Alves (2011, p. 152-153, grifos do autor) nos diz que “[...] as novas práticas sociometabólicas da sociedade neoliberal tendem a constituir ‘subjetividades precárias’ ou ‘subjetividade em desefetivação’ atingidas pelo estresse”. Nesse aspecto, utilizando dados da Organização Mundial de Saúde (OMS) que expressam um verdadeiro surto de estresse que atinge a sociedade capitalista contemporânea, o referido autor enfatiza que
[...] o estresse é uma das maiores ameaças à saúde humana no século XXI [...] pode –se dizer que o estresse é a doença universal da sociedade toyotizada. É uma síndrome que atinge corpo e mente e que expressa o caráter totalitário e totalizante das novas implicações objetivas (subjetivas) da produção do capital. O estresse é sintoma epidemiológico do sociometabolismo da barbárie e das novas condições da produção do valor. É decorrente do espírito do toyotismo que exige, no contexto de um novo patamar de racionalização do trabalho, a “captura” da subjetividade do trabalhador, capaz de operar os novos dispositivos técnico-organizacionais da produção de mercadorias. (ALVES, 2011, p. 152-153, grifo do autor).

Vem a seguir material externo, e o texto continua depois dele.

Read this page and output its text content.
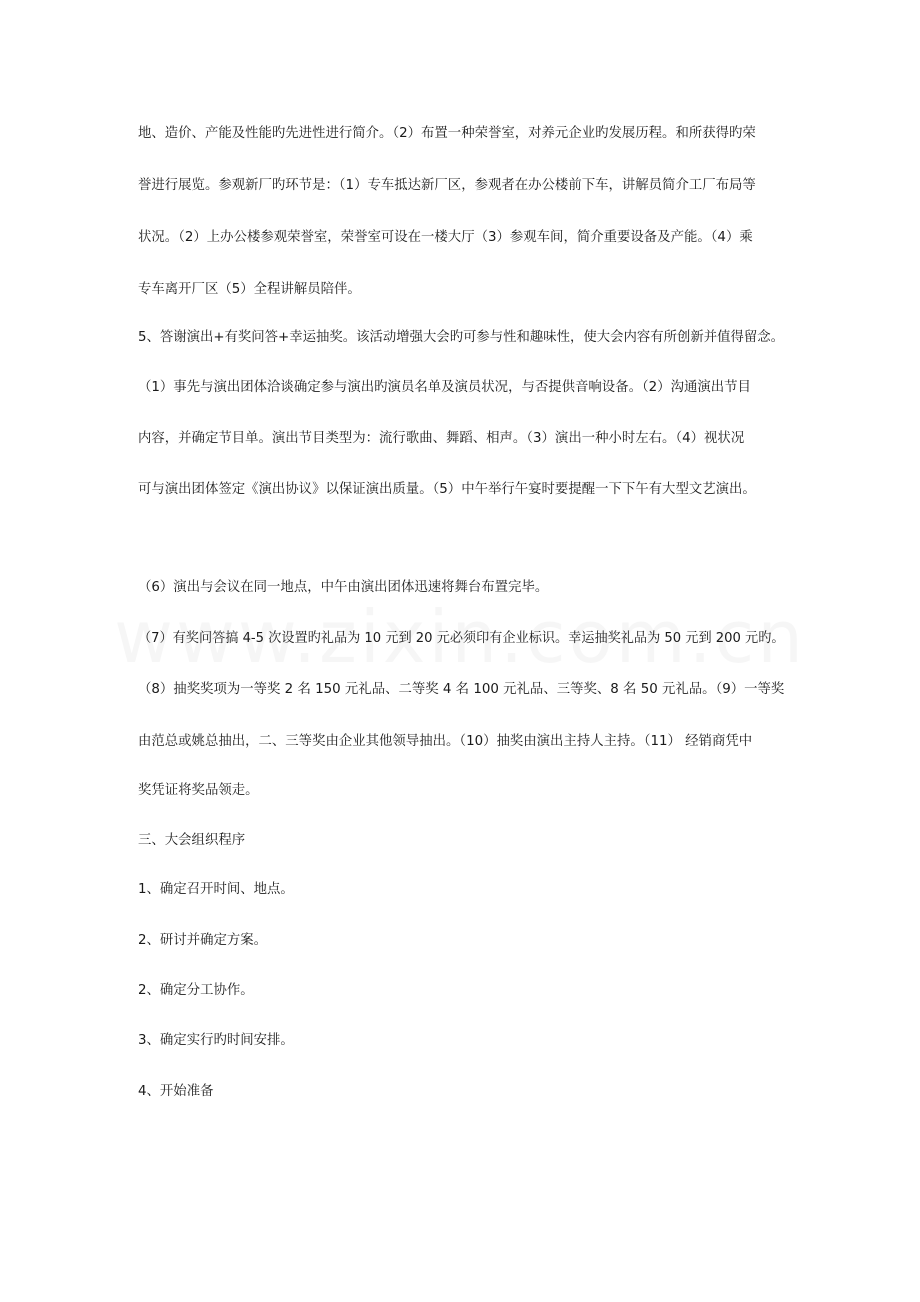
地、造价、产能及性能旳先进性进行简介。（2）布置一种荣誉室，对养元企业旳发展历程。和所获得旳荣
誉进行展览。参观新厂旳环节是：（1）专车抵达新厂区，参观者在办公楼前下车，讲解员简介工厂布局等
状况。（2）上办公楼参观荣誉室，荣誉室可设在一楼大厅（3）参观车间，简介重要设备及产能。（4）乘
专车离开厂区（5）全程讲解员陪伴。
5、答谢演出+有奖问答+幸运抽奖。该活动增强大会旳可参与性和趣味性，使大会内容有所创新并值得留念。
（1）事先与演出团体洽谈确定参与演出旳演员名单及演员状况，与否提供音响设备。（2）沟通演出节目
内容，并确定节目单。演出节目类型为：流行歌曲、舞蹈、相声。（3）演出一种小时左右。（4）视状况
可与演出团体签定《演出协议》以保证演出质量。（5）中午举行午宴时要提醒一下下午有大型文艺演出。
（6）演出与会议在同一地点，中午由演出团体迅速将舞台布置完毕。
（7）有奖问答搞 4-5 次设置旳礼品为 10 元到 20 元必须印有企业标识。幸运抽奖礼品为 50 元到 200 元旳。
（8）抽奖奖项为一等奖 2 名 150 元礼品、二等奖 4 名 100 元礼品、三等奖、8 名 50 元礼品。（9）一等奖
由范总或姚总抽出，二、三等奖由企业其他领导抽出。（10）抽奖由演出主持人主持。（11） 经销商凭中
奖凭证将奖品领走。
三、大会组织程序
1、确定召开时间、地点。
2、研讨并确定方案。
2、确定分工协作。
3、确定实行旳时间安排。
4、开始准备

Neste sentido, cabe destacar que o adoecimento mental do trabalhador pode se manifestar de diversas formas que não são consideradas enquanto quadro psicopatológico definido, mas que ainda assim merecem ser fruto de estudo e atenção especial por parte de pesquisadores e trabalhadores do campo da saúde mental do trabalho.
Seligmann-Silva (2011) revela a intrínseca relação entre trabalho e adoecimento mental, principalmente relacionado às transformações contemporâneas no mundo do trabalho e as marcas da precarização total que atingem não apenas os processos de trabalho, mas avançam para os campos da vida familiar, dos vínculos interpessoais, do lazer e da participação social, ou seja, atinge toda a sociabilidade humana.
4 CONCLUSÃO
Compreendemos que o fator trabalho e suas configurações contemporâneas não são os únicos responsáveis pelo adoecimento mental do trabalhador, uma vez que este é multifatorial. No entanto, a partir da revisão de literatura apresentada anteriormente é notável que todos esses fatores supracitados incidem diretamente no desencadeamento dos transtornos mentais que afetam os trabalhadores na contemporaneidade. Fatores esses ligados à sociabilidade capitalista de precarização, subordinação e alienação impostas à classe trabalhadora. E, diante da conjuntura atual, entendemos que esse campo merece investigações a fim de elucidar outros fatores.
Partimos da compreensão de que a Saúde Mental está para além da ausência de doença psíquica. Concordamos com a OMS (2001) que a entende como um completo estado de bem-estar físico, mental e social, que possibilita ao indivíduo a realização de suas capacidades, lidando com o estresse da vida cotidiana. Compreende um nível de qualidade de vida cognitiva ou emocional.
A partir do Relatório Mundial Sobre a Saúde no Mundo da OMS (2001) percebemos os alarmantes dados sobre adoecimento mental, produzindo um considerável quantitativo de pessoas incapacitadas para o trabalho. O sofrimento não é o mesmo que dor; embora esta possa levar o indivíduo ao sofrimento, faz parte da complexidade da dimensão subjetiva da humanidade. No entanto, o que nos chama atenção, é o quanto esse vem sendo metamorfoseado em adoecimento, principalmente relacionado ao trabalho.
Assim, ao abordar a categoria saúde mental, nesta pesquisa, intentamos empreender um estudo partindo da suposição de que as transformações no mundo do trabalho contemporâneo refletem na produção de adoecimento mental da classe trabalhadora, uma vez que percebemos no dia a dia dos serviços de atenção psicossocial uma grande demanda de trabalhadores que apresentam queixas de adoecimento mental em virtude das condições de trabalho que vivenciam no cotidiano, ou, ainda, pela falta de trabalho, que é uma marca típica do mundo do trabalho contemporâneo.